I ask by this letter Republican and Democratic legislators both in New Mexico and in Congress, the governor of New Mexico, all bar associations and lawyers, to protect from further budget cuts the courts and the legal aid agencies that are the primary protectors of the rule of law.
The rule of law which is foundational to our government requires all governments and persons to obey the laws. It separates both the New Mexico and federal governments from the totalitarian and many other governments of the world that do not comply with it. In short, budget cutting cannot be an excuse for partially disabling or dismantling this vital basic foundation.
I speak as a Republican, and from my special, unique privilege as a former chief advocate of New Mexico committees, of the New Mexico Bar, of the American Bar Association, and as a lawyer in private practice who has participated actively in support of the courts and of legal aid for more than 50 years. Among other things, I was particularly fortunate that my role in the ABA was serving as one of its main representatives and proponents in the creation and later in the defense of the National Legal Aid Program as well as the National Legal Services Corporation.
District Judge Alan M. Malott made this case for the courts, as he also quoted Chief Justice Charles Daniels of the New Mexico Supreme Court, in his excellent article in the Feb. 21 Journal Business Outlook concerning the courts' key roles as primary enforcers of the rule of law.

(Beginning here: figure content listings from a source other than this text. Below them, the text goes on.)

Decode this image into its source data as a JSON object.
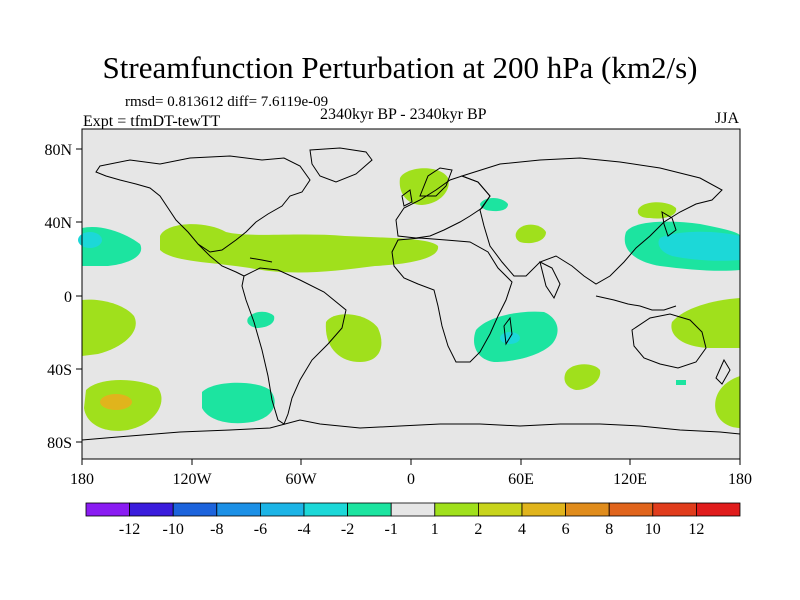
{
  "title": "Streamfunction Perturbation at 200 hPa (km2/s)",
  "stats": "rmsd= 0.813612 diff= 7.6119e-09",
  "period": "2340kyr BP - 2340kyr BP",
  "expt": "Expt = tfmDT-tewTT",
  "season": "JJA",
  "lat_labels": [
    "80N",
    "40N",
    "0",
    "40S",
    "80S"
  ],
  "lon_labels": [
    "180",
    "120W",
    "60W",
    "0",
    "60E",
    "120E",
    "180"
  ],
  "colorbar": {
    "labels": [
      "-12",
      "-10",
      "-8",
      "-6",
      "-4",
      "-2",
      "-1",
      "1",
      "2",
      "4",
      "6",
      "8",
      "10",
      "12"
    ],
    "colors": [
      "#8a1cf2",
      "#3a1cdc",
      "#1c63dc",
      "#1c90e6",
      "#1cb4e6",
      "#1cd8d8",
      "#1ce4a0",
      "#e6e6e6",
      "#a0e01c",
      "#c8d41c",
      "#e0b41c",
      "#e08c1c",
      "#e0641c",
      "#e03c1c",
      "#e01c1c"
    ]
  },
  "contour_colors": {
    "neg1": "#1ce4a0",
    "neg2": "#1cd8d8",
    "pos1": "#a0e01c",
    "pos2": "#e0b41c",
    "background": "#e6e6e6"
  }
}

Karen Meyers, assistant attorney general of New Mexico for consumer protection, also powerfully made the case for the indispensable role of legal aid agencies in furthering the rule of law in her prepared acceptance remarks at the University of New Mexico Women's Law Caucus Dinner on Feb. 17, where she received the Justice Mary Walters Award before a packed house at the UNM School of Law.
I heartily add my own independent passionate views as to these studied conclusions, including the belief that without the services of legal aid agencies, which are a primary provider of information required by the courts to discharge this duty, the rule of law and the justice system could not effectively operate.

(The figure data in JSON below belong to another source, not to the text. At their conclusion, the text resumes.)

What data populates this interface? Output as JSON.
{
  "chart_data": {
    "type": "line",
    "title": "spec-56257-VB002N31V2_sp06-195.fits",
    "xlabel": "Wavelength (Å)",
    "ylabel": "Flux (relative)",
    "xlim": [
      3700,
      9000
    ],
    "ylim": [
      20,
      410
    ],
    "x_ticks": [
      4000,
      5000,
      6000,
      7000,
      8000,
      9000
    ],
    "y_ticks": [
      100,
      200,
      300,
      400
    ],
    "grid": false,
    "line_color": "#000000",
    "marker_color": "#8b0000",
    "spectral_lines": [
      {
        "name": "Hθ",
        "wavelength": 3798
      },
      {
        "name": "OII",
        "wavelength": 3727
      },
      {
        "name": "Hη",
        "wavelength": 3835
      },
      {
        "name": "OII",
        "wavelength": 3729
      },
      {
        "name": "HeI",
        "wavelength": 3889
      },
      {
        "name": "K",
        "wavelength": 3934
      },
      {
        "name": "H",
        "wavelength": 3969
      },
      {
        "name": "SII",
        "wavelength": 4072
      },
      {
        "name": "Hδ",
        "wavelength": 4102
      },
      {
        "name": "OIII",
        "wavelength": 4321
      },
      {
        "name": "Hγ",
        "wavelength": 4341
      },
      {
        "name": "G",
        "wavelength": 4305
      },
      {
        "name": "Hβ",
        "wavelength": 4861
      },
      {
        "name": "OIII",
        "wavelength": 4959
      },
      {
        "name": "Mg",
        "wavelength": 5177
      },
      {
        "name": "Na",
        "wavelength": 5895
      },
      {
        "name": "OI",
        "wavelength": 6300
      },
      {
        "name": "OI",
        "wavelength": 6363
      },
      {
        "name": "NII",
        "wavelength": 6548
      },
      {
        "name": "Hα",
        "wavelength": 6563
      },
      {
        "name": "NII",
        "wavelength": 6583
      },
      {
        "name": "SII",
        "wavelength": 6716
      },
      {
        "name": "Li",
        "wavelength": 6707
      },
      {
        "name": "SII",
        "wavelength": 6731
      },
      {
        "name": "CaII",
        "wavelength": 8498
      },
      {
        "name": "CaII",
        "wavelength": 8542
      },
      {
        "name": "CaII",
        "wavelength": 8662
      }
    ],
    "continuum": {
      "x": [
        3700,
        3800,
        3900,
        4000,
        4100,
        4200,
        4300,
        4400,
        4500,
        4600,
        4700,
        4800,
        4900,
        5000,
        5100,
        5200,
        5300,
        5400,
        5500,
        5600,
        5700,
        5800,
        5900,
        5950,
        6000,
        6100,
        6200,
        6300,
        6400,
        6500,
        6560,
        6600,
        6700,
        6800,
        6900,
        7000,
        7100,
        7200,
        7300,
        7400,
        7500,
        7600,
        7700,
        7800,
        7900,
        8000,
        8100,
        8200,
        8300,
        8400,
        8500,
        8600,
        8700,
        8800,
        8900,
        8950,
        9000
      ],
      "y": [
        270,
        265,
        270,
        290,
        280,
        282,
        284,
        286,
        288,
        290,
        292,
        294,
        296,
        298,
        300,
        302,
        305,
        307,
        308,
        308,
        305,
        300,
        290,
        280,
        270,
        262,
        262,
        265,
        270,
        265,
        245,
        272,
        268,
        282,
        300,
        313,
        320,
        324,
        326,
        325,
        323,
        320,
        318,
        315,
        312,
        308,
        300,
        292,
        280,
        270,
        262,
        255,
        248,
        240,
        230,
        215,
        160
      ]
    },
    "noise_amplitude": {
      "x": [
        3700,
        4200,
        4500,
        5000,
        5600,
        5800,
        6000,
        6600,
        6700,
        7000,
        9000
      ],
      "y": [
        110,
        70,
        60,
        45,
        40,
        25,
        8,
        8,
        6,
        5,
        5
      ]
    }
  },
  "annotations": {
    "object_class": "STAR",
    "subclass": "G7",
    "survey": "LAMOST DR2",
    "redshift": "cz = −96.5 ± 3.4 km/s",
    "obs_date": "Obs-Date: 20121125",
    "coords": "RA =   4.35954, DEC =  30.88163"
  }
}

The local, New Mexico, and national legal aid agencies, by their advocacy and information in presentations to the courts on behalf of poor and low income Americans, are an indispensable part of preserving the rule of law for all of us and for a very large segment of the population of New Mexico and of the nation who are poor. My views are based upon long-standing experience, occasionally at high levels, but mostly in the trenches of extensive trial practice for the Rodey law firm before these courts and in legal aid volunteerism.
The above legal aid agencies do indeed advance the issues of many outstanding welfare agencies and institutions for those in poverty. But it is wrong simply to include them as only another poverty agency in the budget process when a main purpose for their existence is to preserve the rule of law and equal access under the law to those courts by these strong champions of upholding the corollary fundamental principle of equal justice for all under the law.